In modern security, devices, individuals, and communications require unprecedentedly unique identifiers and cryptographic keys. One emerging method for guaranteeing digital security is to take advantage of a physical unclonable function (PUF). Paper PUF has been extensively demonstrated as a hidden security for a wide range of paper documents and packaging. However, the readout of the existing paper PUF is far less robust and has a smaller key storage capacity. Therefore, we propose using electrospinning as a universal technique to fabricate a strong, in-built and high-capacity PUF based on the random morphologies of electrospun nanofibers (ESNFs). To achieve a high key space within a given sensor, multicolor carbon dots are adopted to label individual fibers to create four independent challenge–response pairs: dark-field scattering, fluorescent red, green and blue emissions. Through a modified perceptional hashing, each ESNF-PUF sensor generates a 256-bit fingerprint per challenge–response pair. A bitstream of 300 Kbits from 48 PUF sensors passes all of thirteen NIST randomness tests without any post-processing.
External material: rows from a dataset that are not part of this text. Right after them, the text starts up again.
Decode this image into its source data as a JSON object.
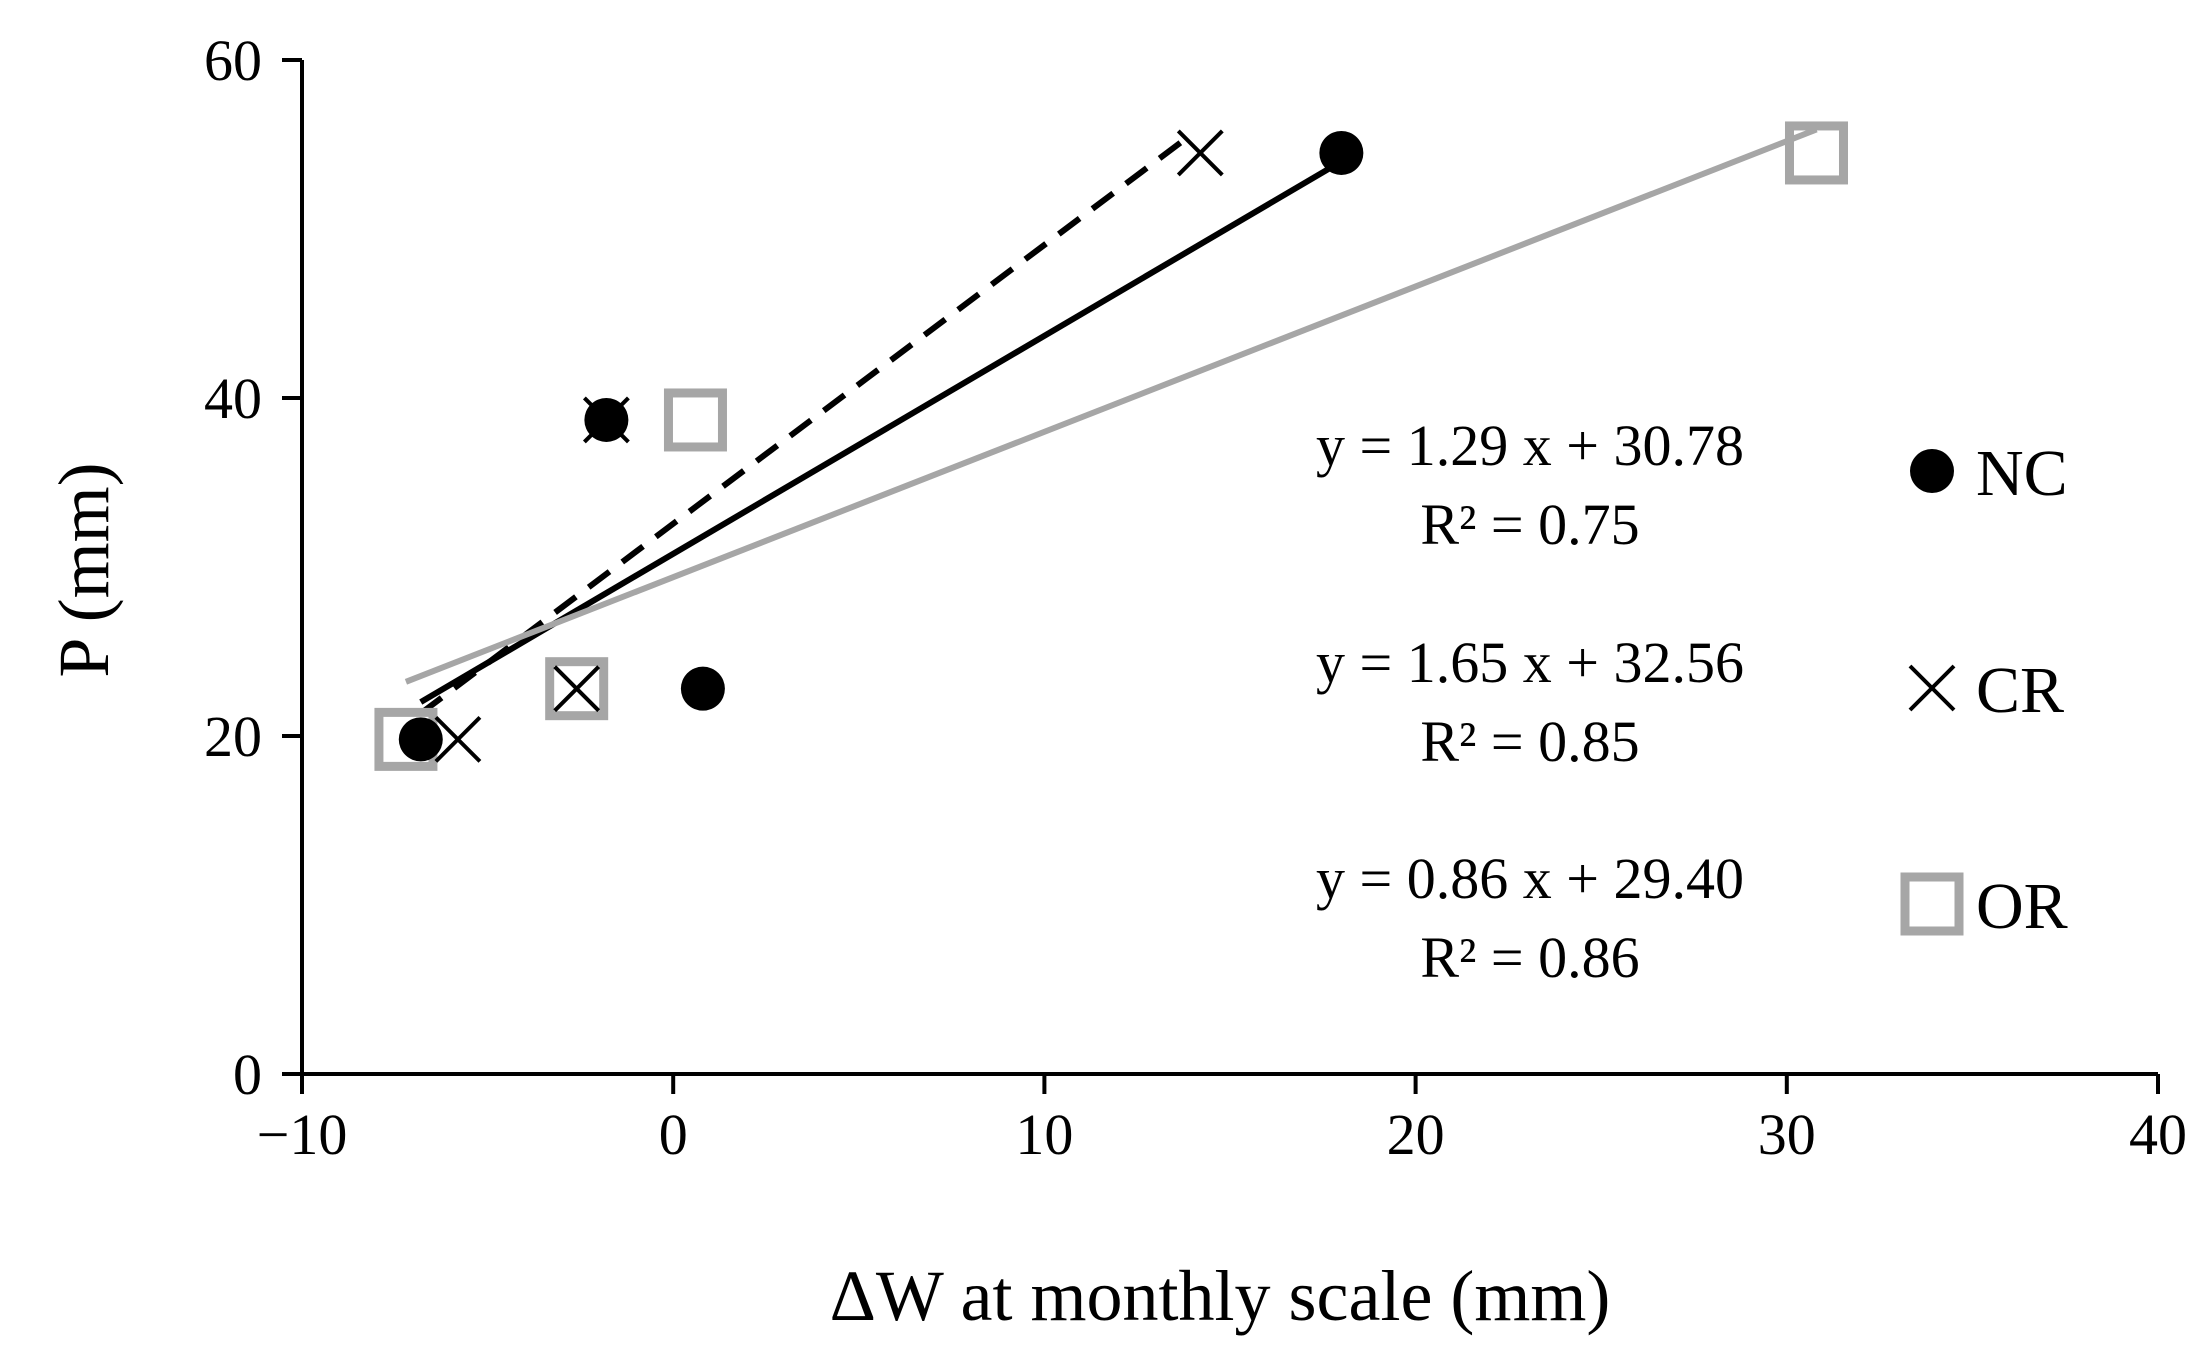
{
  "chart_data": {
    "type": "scatter",
    "title": "",
    "xlabel": "ΔW at monthly scale (mm)",
    "ylabel": "P (mm)",
    "xlim": [
      -10,
      40
    ],
    "ylim": [
      0,
      60
    ],
    "xticks": [
      -10,
      0,
      10,
      20,
      30,
      40
    ],
    "xtick_labels": [
      "−10",
      "0",
      "10",
      "20",
      "30",
      "40"
    ],
    "yticks": [
      0,
      20,
      40,
      60
    ],
    "ytick_labels": [
      "0",
      "20",
      "40",
      "60"
    ],
    "grid": false,
    "legend_position": "right",
    "series": [
      {
        "name": "NC",
        "marker": "circle",
        "color": "#000000",
        "points": [
          [
            -6.8,
            19.8
          ],
          [
            -1.8,
            38.7
          ],
          [
            0.8,
            22.8
          ],
          [
            18.0,
            54.5
          ]
        ],
        "trendline": {
          "x": [
            -6.8,
            18.0
          ],
          "slope": 1.29,
          "intercept": 30.78,
          "style": "solid",
          "color": "#000000"
        },
        "equation": "y = 1.29 x + 30.78",
        "r2": "R² = 0.75"
      },
      {
        "name": "CR",
        "marker": "x",
        "color": "#000000",
        "points": [
          [
            -5.8,
            19.8
          ],
          [
            -1.8,
            38.7
          ],
          [
            -2.6,
            22.8
          ],
          [
            14.2,
            54.5
          ]
        ],
        "trendline": {
          "x": [
            -6.8,
            14.0
          ],
          "slope": 1.65,
          "intercept": 32.56,
          "style": "dashed",
          "color": "#000000"
        },
        "equation": "y = 1.65 x + 32.56",
        "r2": "R² = 0.85"
      },
      {
        "name": "OR",
        "marker": "square",
        "color": "#a6a6a6",
        "points": [
          [
            -7.2,
            19.8
          ],
          [
            0.6,
            38.7
          ],
          [
            -2.6,
            22.8
          ],
          [
            30.8,
            54.5
          ]
        ],
        "trendline": {
          "x": [
            -7.2,
            30.8
          ],
          "slope": 0.86,
          "intercept": 29.4,
          "style": "solid",
          "color": "#a6a6a6"
        },
        "equation": "y = 0.86 x + 29.40",
        "r2": "R² = 0.86"
      }
    ]
  }
}
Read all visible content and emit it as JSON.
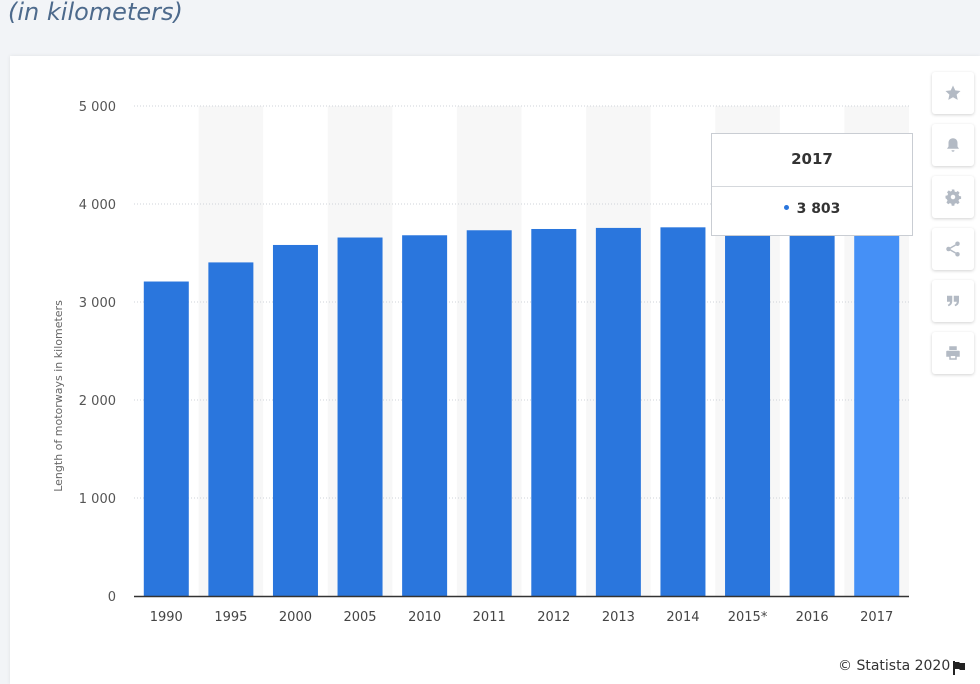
{
  "heading": "(in kilometers)",
  "chart_data": {
    "type": "bar",
    "categories": [
      "1990",
      "1995",
      "2000",
      "2005",
      "2010",
      "2011",
      "2012",
      "2013",
      "2014",
      "2015*",
      "2016",
      "2017"
    ],
    "values": [
      3209,
      3404,
      3582,
      3658,
      3681,
      3732,
      3745,
      3756,
      3762,
      3780,
      3790,
      3803
    ],
    "ylabel": "Length of motorways in kilometers",
    "ylim": [
      0,
      5000
    ],
    "yticks": [
      0,
      1000,
      2000,
      3000,
      4000,
      5000
    ],
    "ytick_labels": [
      "0",
      "1 000",
      "2 000",
      "3 000",
      "4 000",
      "5 000"
    ],
    "grid": true,
    "bar_color": "#2a76dd",
    "highlight_color": "#4590f6",
    "highlight_index": 11
  },
  "tooltip": {
    "title": "2017",
    "value": "3 803"
  },
  "tools": [
    {
      "name": "favorite",
      "icon": "star-icon"
    },
    {
      "name": "notify",
      "icon": "bell-icon"
    },
    {
      "name": "settings",
      "icon": "gear-icon"
    },
    {
      "name": "share",
      "icon": "share-icon"
    },
    {
      "name": "cite",
      "icon": "quote-icon"
    },
    {
      "name": "print",
      "icon": "print-icon"
    }
  ],
  "credit": "© Statista 2020"
}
The entropy of the fingerprint is estimated to be 246 bits, resulting in a key space of 5²⁴⁶, simultaneously the false positive rate is below 10⁻⁹, and more than 102.4 Mbit cm⁻² binary keys are generated from the ESNF-PUFs, providing an enormous address space for one-time pad applications. The conciseness of fingerprints has also been investigated, revealing a trade-off between the entropy and robustness of the PUF system. For practical application, the signature and authentication process of the secured paper document derived by electrospinning are demonstrated. In addition, the ESNF-PUF could be used as a chaotic system to encrypt and decrypt the data robustly.